Im Rahmen der Studien in Zusammenarbeit mit dem japanischen Unternehmen machten Martin Schreier und seine Kolleg/inn/en eine weitere interessante Feststellung: Bereits bekannt war, dass „user-ideated new products“ besser verkauft wurden. Neu ist allerdings, dass die Produkte noch beliebter im Handel sind, wenn sie auch tatsächlich als von Konsument/inn/en entworfene Produkte im Regal gekennzeichnet sind. Für diese Untersuchung wurden zwei Tests durchgeführt: Zwei verschiedene Geschmacksrichtungen Knabbergebäck, einmal von Produktdesigner/innen (A) und einmal mithilfe der Ideen von Konsument/inn/en (B) entwickelt, wurden nebeneinander in japanischen Supermarktregalen platziert und verkauft - im ersten Test ohne Beschriftung, die darauf hinweist, wer die „Erfinder/innen“ der Produkte waren. Schon hier war schnell ersichtlich, dass die Produkte B besser von den Kund/inn/en angenommen wurden. Die Verkaufszahlen stiegen allerdings im zweiten Test noch einmal erheblich an, als erkennbar gemacht wurde, wer die jeweiligen Ideengeber/innen der Geschmacksrichtung des Knabbergebäcks waren. Immerhin verzeichnete der japanische Konzern weitere elf Prozent Verkaufssteigerung bei den gekennzeichneten Produkten. „Artikel, die als „von Konsument/inn/en entwickelt“ gekennzeichnet sind, werden subjektiv anders wahrgenommen. Kundinnen und Kunden identifizieren sich mit jenen Konsument/inn/en, die Ideengeber/innen dieser Geschmacksrichtungen sind und fühlen sich besser verstanden“, erklärt Martin Schreier diesen Effekt.

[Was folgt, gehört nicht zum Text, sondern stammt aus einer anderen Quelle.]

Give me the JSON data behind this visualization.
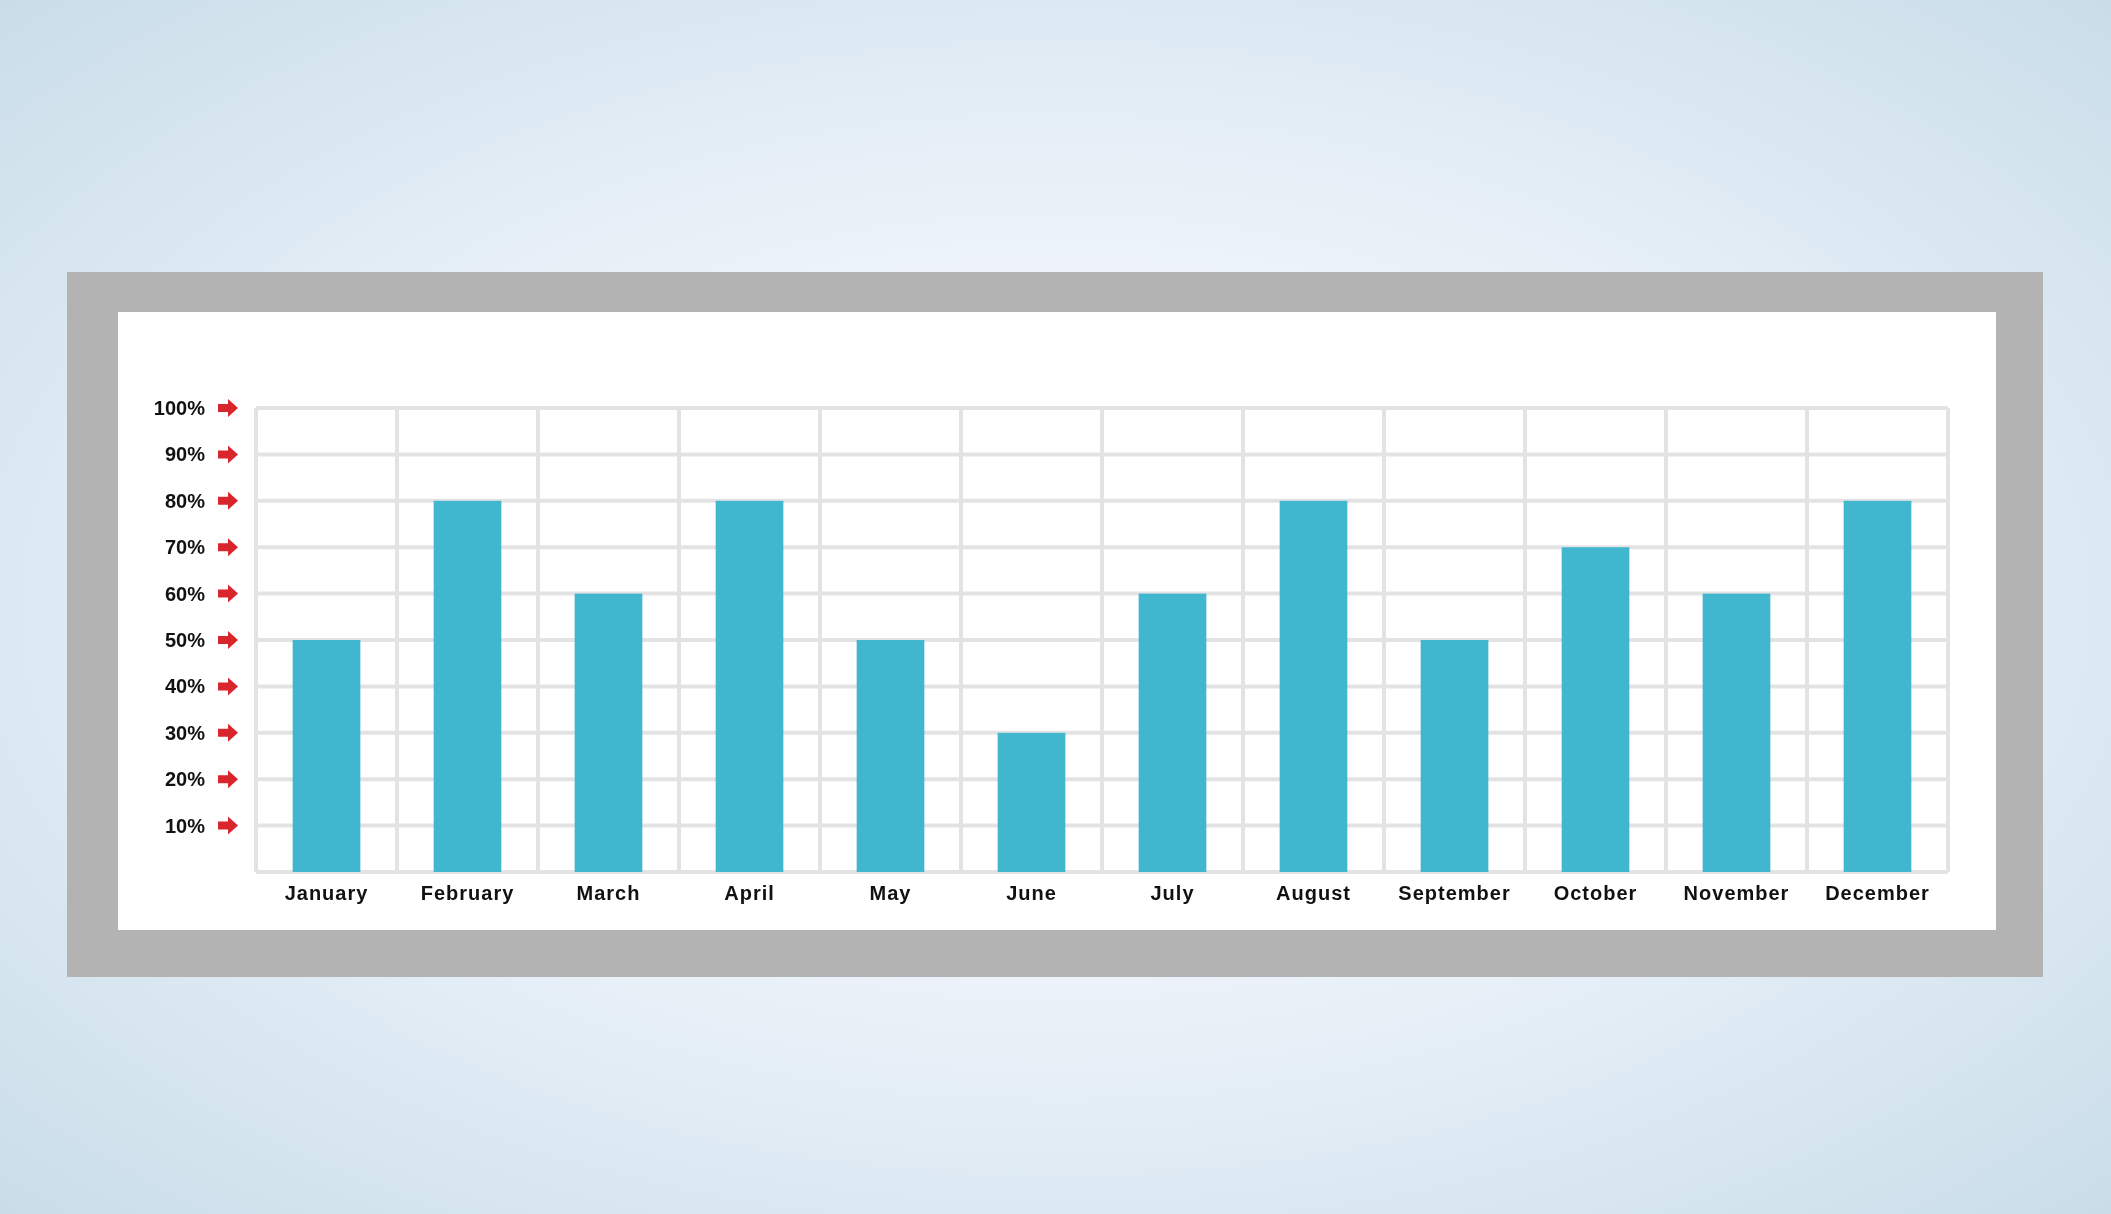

Potenziale aktivieren und nutzen

„Gerade bei großen Online-Communities ist die Wahrscheinlichkeit sehr hoch, dass sich unter den User/innen auch viele kreative Köpfe und Lead User/innen befinden. Es ist die Herausforderung für Unternehmen, mit verschiedenen Anreizsystemen, diese User/innen zu motivieren, aktiv an Produktentwicklungen mitzuwirken und ihre Ideen zu kommunizieren“, so der WU-Professor. Einige amerikanische Unternehmen nutzen die Potenziale ihrer Community bereits sehr erfolgreich, in Österreich versucht man ebenfalls, neue Geschäftsmodelle unter Einbeziehung der Kund/inn/en zu entwickeln. Die Ergebnisse neuester Studien zeigen allerdings auch, dass derartige Strategien nicht in allen Marktsegmenten funktionieren. Gerade im Luxus-Bereich legen Kund/inn/en besonders auf Designer/innen-Produkte wert.“

Martin Schreier ist Leiter des WU-Instituts für Marketing-Management am Department Marketing. Seine Forschung umfasst die Bereiche Marketing, Produkt- und Markenmanagement, Produktentwicklung und Konsument/inn/enverhalten.